Scalable single-cell profiling of chromatin modifications with sciCUT&Tag

Affiliations
Review

Scalable single-cell profiling of chromatin modifications with sciCUT&Tag

Derek H Janssens et al. Nat Protoc. 2024 Jan.

Abstract

Cleavage under targets and tagmentation (CUT&Tag) is an antibody-directed in situ chromatin profiling strategy that is rapidly replacing immune precipitation-based methods, such as chromatin immunoprecipitation-sequencing. The efficiency of the method enables chromatin profiling in single cells but is limited by the numbers of cells that can be profiled. Here, we describe a combinatorial barcoding strategy for CUT&Tag that harnesses a nanowell dispenser for simple, high-resolution, high-throughput, single-cell chromatin profiling.

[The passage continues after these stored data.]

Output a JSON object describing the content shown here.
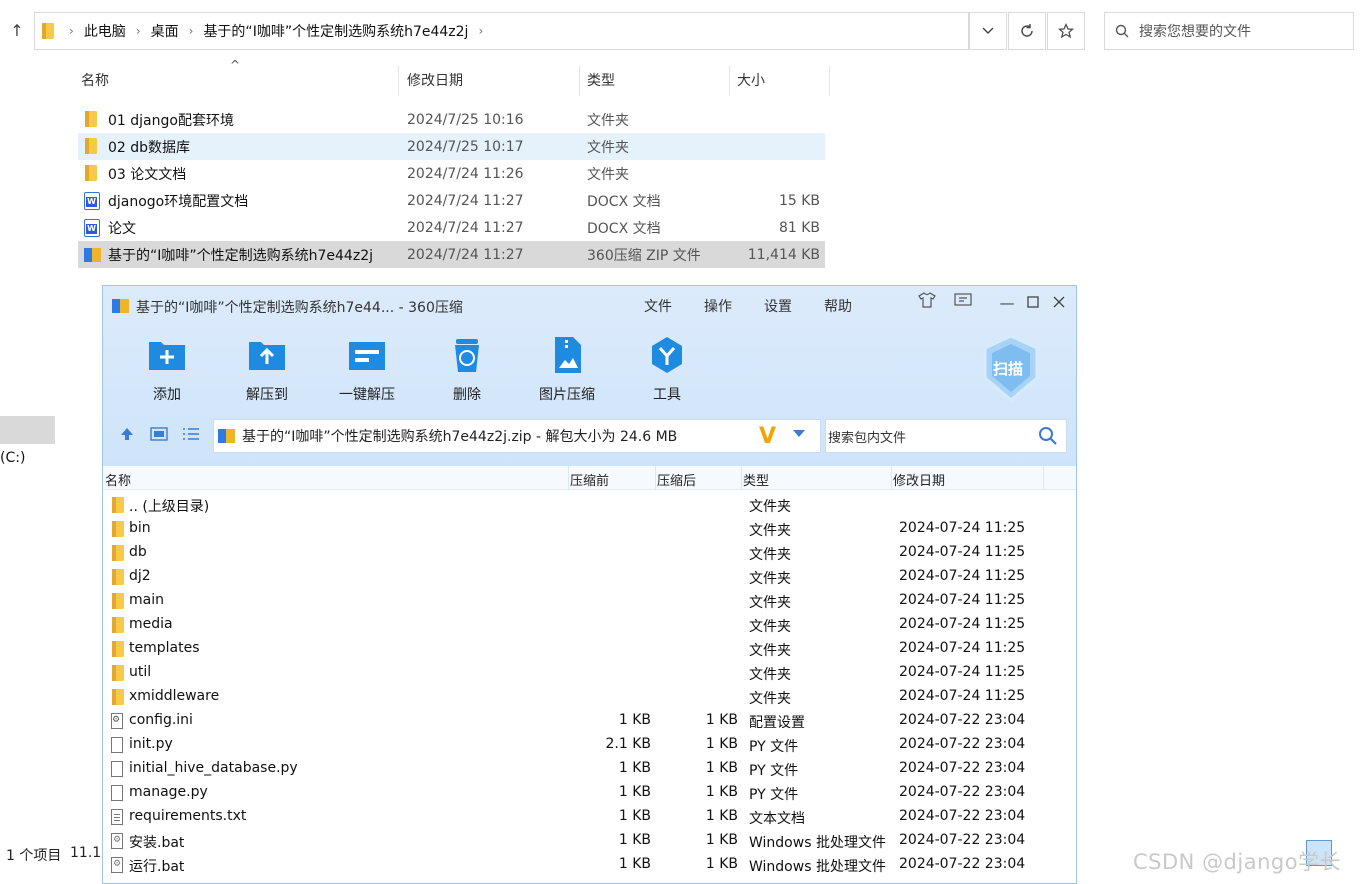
{
  "explorer": {
    "breadcrumbs": [
      "此电脑",
      "桌面",
      "基于的“I咖啡”个性定制选购系统h7e44z2j"
    ],
    "search_placeholder": "搜索您想要的文件",
    "columns": {
      "name": "名称",
      "date": "修改日期",
      "type": "类型",
      "size": "大小"
    },
    "files": [
      {
        "icon": "folder-icon",
        "name": "01 django配套环境",
        "date": "2024/7/25 10:16",
        "type": "文件夹",
        "size": ""
      },
      {
        "icon": "folder-icon",
        "name": "02 db数据库",
        "date": "2024/7/25 10:17",
        "type": "文件夹",
        "size": ""
      },
      {
        "icon": "folder-icon",
        "name": "03 论文文档",
        "date": "2024/7/24 11:26",
        "type": "文件夹",
        "size": ""
      },
      {
        "icon": "word-doc-icon",
        "name": "djanogo环境配置文档",
        "date": "2024/7/24 11:27",
        "type": "DOCX 文档",
        "size": "15 KB"
      },
      {
        "icon": "word-doc-icon",
        "name": "论文",
        "date": "2024/7/24 11:27",
        "type": "DOCX 文档",
        "size": "81 KB"
      },
      {
        "icon": "zip-icon",
        "name": "基于的“I咖啡”个性定制选购系统h7e44z2j",
        "date": "2024/7/24 11:27",
        "type": "360压缩 ZIP 文件",
        "size": "11,414 KB"
      }
    ],
    "left_drive_label": "(C:)",
    "status_items": "1 个项目",
    "status_size": "11.1"
  },
  "zip": {
    "title": "基于的“I咖啡”个性定制选购系统h7e44... - 360压缩",
    "menu": [
      "文件",
      "操作",
      "设置",
      "帮助"
    ],
    "tools": [
      {
        "icon": "add-icon",
        "label": "添加"
      },
      {
        "icon": "extract-to-icon",
        "label": "解压到"
      },
      {
        "icon": "one-click-extract-icon",
        "label": "一键解压"
      },
      {
        "icon": "delete-icon",
        "label": "删除"
      },
      {
        "icon": "image-compress-icon",
        "label": "图片压缩"
      },
      {
        "icon": "tools-icon",
        "label": "工具"
      }
    ],
    "scan_label": "扫描",
    "path": "基于的“I咖啡”个性定制选购系统h7e44z2j.zip - 解包大小为 24.6 MB",
    "search_placeholder": "搜索包内文件",
    "columns": {
      "name": "名称",
      "before": "压缩前",
      "after": "压缩后",
      "type": "类型",
      "date": "修改日期"
    },
    "rows": [
      {
        "icon": "folder-icon",
        "name": ".. (上级目录)",
        "before": "",
        "after": "",
        "type": "文件夹",
        "date": ""
      },
      {
        "icon": "folder-icon",
        "name": "bin",
        "before": "",
        "after": "",
        "type": "文件夹",
        "date": "2024-07-24 11:25"
      },
      {
        "icon": "folder-icon",
        "name": "db",
        "before": "",
        "after": "",
        "type": "文件夹",
        "date": "2024-07-24 11:25"
      },
      {
        "icon": "folder-icon",
        "name": "dj2",
        "before": "",
        "after": "",
        "type": "文件夹",
        "date": "2024-07-24 11:25"
      },
      {
        "icon": "folder-icon",
        "name": "main",
        "before": "",
        "after": "",
        "type": "文件夹",
        "date": "2024-07-24 11:25"
      },
      {
        "icon": "folder-icon",
        "name": "media",
        "before": "",
        "after": "",
        "type": "文件夹",
        "date": "2024-07-24 11:25"
      },
      {
        "icon": "folder-icon",
        "name": "templates",
        "before": "",
        "after": "",
        "type": "文件夹",
        "date": "2024-07-24 11:25"
      },
      {
        "icon": "folder-icon",
        "name": "util",
        "before": "",
        "after": "",
        "type": "文件夹",
        "date": "2024-07-24 11:25"
      },
      {
        "icon": "folder-icon",
        "name": "xmiddleware",
        "before": "",
        "after": "",
        "type": "文件夹",
        "date": "2024-07-24 11:25"
      },
      {
        "icon": "config-file-icon",
        "name": "config.ini",
        "before": "1 KB",
        "after": "1 KB",
        "type": "配置设置",
        "date": "2024-07-22 23:04"
      },
      {
        "icon": "file-icon",
        "name": "init.py",
        "before": "2.1 KB",
        "after": "1 KB",
        "type": "PY 文件",
        "date": "2024-07-22 23:04"
      },
      {
        "icon": "file-icon",
        "name": "initial_hive_database.py",
        "before": "1 KB",
        "after": "1 KB",
        "type": "PY 文件",
        "date": "2024-07-22 23:04"
      },
      {
        "icon": "file-icon",
        "name": "manage.py",
        "before": "1 KB",
        "after": "1 KB",
        "type": "PY 文件",
        "date": "2024-07-22 23:04"
      },
      {
        "icon": "text-file-icon",
        "name": "requirements.txt",
        "before": "1 KB",
        "after": "1 KB",
        "type": "文本文档",
        "date": "2024-07-22 23:04"
      },
      {
        "icon": "batch-file-icon",
        "name": "安装.bat",
        "before": "1 KB",
        "after": "1 KB",
        "type": "Windows 批处理文件",
        "date": "2024-07-22 23:04"
      },
      {
        "icon": "batch-file-icon",
        "name": "运行.bat",
        "before": "1 KB",
        "after": "1 KB",
        "type": "Windows 批处理文件",
        "date": "2024-07-22 23:04"
      }
    ]
  },
  "watermark": "CSDN @django学长"
}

In this single-cell combinatorial indexing CUT&Tag (sciCUT&Tag) protocol, lightly cross-linked nuclei are bound to magnetic beads and incubated with primary and secondary antibodies in bulk and then arrayed in a 96-well plate for a first round of cellular indexing by antibody-directed Tn5 tagmentation. The sample is then repooled, mixed and arrayed across 5,184 nanowells at a density of 12-24 nuclei per well for a second round of cellular indexing during PCR amplification of the sequencing-ready library. This protocol can be completed in 1.5 days by a research technician, and we illustrate the optimized protocol by profiling histone modifications associated with developmental gene repression (H3K27me3) as well as transcriptional activation (H3K4me1-2-3) in human peripheral blood mononuclear cells and use single-nucleotide polymorphisms to facilitate collision removal. We have also used sciCUT&Tag for simultaneous profiling of multiple chromatin epitopes in single cells. The reduced cost, improved resolution and scalability of sciCUT&Tag make it an attractive platform to profile chromatin features in single cells.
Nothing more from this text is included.